Syed Andalib Rahman, organizing secretary of BROA, told Dhaka Tribune that the decision of reducing VAT rates in the restaurant sector was a positive sign for the restaurant owners, as they had been demanding it for a long time.
“We need a lot of cooperation from the government to turn around this pandemic. We are thankful to all the concerned for this decision. However, supplementary duty is also a burden in this sector. A provision in this regard is also important,” he added.
He also said that they do not get SME loans as the sector is labeled as a sector dealing with perishable goods. The government should remove this obstacle through dialogue and give them long-term loans on easy terms from the SME Foundation and a monthly incentive for the officials and employees of the hotel and restaurant sector for monthly food assistance for them for the period of July to December of this year.
An official from the NBR told Dhaka Tribune that this decision was taken mainly for the benefit of the restaurants and the customers, as the sector had severely suffered during the pandemic.
Providing this facility will make it easier for them to turn around. Moreover, customers will also be benefitted from this, he also said.
He also said that one of the complaints of restaurant owners for so long was that many restaurants were discouraged from registering for VAT due to higher rates.
“Now they can no longer make that complaint.
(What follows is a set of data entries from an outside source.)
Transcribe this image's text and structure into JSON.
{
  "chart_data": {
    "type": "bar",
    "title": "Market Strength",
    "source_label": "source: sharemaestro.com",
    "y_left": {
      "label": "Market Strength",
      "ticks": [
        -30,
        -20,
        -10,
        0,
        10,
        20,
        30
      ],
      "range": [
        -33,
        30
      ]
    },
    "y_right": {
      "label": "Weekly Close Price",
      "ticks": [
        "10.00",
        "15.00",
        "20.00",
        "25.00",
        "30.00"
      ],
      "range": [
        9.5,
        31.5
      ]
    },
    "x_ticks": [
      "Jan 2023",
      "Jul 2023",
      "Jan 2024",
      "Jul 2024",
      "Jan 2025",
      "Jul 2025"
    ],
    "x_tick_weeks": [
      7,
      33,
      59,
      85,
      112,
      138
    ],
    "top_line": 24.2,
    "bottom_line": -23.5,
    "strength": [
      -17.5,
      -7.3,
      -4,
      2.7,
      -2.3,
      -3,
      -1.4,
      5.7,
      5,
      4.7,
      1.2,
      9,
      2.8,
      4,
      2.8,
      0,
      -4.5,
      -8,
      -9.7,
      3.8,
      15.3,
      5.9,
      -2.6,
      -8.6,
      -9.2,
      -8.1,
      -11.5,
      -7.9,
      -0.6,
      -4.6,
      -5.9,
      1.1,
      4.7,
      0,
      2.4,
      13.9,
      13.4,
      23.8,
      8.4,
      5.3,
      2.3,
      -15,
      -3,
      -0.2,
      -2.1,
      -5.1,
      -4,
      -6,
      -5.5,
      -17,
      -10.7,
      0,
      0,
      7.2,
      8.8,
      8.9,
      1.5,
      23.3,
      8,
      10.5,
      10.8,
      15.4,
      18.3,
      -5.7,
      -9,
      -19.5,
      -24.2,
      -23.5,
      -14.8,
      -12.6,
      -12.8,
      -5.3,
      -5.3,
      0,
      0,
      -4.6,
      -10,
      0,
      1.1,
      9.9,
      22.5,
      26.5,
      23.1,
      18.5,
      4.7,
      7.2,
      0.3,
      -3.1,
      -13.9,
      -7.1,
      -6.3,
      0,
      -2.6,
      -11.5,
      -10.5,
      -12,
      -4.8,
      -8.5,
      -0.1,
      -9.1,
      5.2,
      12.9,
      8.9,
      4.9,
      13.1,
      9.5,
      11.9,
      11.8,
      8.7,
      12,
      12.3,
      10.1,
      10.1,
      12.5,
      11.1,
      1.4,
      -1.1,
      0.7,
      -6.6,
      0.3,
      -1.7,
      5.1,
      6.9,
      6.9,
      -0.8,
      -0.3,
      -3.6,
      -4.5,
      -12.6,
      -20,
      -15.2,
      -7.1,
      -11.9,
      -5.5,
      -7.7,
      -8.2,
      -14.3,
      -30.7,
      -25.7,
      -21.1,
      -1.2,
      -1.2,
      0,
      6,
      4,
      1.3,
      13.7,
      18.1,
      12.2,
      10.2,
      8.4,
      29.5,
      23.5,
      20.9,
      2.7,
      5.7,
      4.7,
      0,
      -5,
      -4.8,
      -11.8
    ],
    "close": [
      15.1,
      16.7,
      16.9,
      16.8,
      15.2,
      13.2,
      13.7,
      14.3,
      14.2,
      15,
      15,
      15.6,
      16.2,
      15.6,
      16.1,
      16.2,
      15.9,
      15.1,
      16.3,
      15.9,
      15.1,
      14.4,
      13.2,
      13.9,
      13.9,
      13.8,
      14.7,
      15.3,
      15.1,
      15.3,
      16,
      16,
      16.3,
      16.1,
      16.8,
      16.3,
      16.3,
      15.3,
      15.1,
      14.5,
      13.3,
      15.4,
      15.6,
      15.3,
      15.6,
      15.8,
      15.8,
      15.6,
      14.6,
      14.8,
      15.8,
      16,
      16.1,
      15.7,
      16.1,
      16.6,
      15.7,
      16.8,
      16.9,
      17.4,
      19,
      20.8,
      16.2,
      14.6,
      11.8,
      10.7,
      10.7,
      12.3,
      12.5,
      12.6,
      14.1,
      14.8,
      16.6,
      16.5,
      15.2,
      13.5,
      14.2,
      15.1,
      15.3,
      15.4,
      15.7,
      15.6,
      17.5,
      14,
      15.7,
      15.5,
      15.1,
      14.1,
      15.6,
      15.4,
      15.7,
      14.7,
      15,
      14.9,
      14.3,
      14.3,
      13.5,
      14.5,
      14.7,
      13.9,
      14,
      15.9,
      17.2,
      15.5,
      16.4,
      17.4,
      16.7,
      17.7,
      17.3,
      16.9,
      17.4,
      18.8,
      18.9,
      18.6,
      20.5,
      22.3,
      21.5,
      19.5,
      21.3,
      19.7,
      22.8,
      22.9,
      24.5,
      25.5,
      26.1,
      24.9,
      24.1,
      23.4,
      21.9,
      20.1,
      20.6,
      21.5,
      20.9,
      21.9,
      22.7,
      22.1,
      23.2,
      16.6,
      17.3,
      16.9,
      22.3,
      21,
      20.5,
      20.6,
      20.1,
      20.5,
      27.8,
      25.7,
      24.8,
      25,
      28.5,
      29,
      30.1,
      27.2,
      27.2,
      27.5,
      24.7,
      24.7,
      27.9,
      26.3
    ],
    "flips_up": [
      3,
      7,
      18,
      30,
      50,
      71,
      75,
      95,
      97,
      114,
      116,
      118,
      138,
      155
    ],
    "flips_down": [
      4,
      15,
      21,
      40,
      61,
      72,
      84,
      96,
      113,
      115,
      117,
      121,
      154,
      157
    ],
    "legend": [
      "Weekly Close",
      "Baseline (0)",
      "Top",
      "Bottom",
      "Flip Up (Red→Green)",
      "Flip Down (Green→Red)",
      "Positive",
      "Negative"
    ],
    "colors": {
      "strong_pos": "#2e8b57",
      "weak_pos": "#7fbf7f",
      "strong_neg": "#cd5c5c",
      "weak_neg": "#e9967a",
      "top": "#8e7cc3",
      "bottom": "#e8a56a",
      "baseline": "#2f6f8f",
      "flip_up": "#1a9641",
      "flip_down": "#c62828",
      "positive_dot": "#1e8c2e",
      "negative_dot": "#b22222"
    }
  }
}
Since the VAT rate has been reduced, all restaurants will have to pay VAT at the amended rate and the NBR will monitor it regularly,” he also said.
According to BROA, there are currently about 60,000 restaurants across the country, with more than 8,000 in the capital alone. Close to 2.8 million people depend on the restaurant industry for their livelihoods, while the number is several times higher if it includes the supportive sectors.
The national parliament passed a Tk6,03,681 crore national budget for fiscal year 2021-2022 on Wednesday, which was also the last day of the outgoing fiscal year (FY21).
Finance Minister AHM Mustafa Kamal moved the Appropriation Bill, 2021 seeking a budgetary allocation of Tk792,912.95 crore, which was passed by voice vote.
Earlier, on June 29, the parliament passed the Finance Bill, 2021 with some changes as well.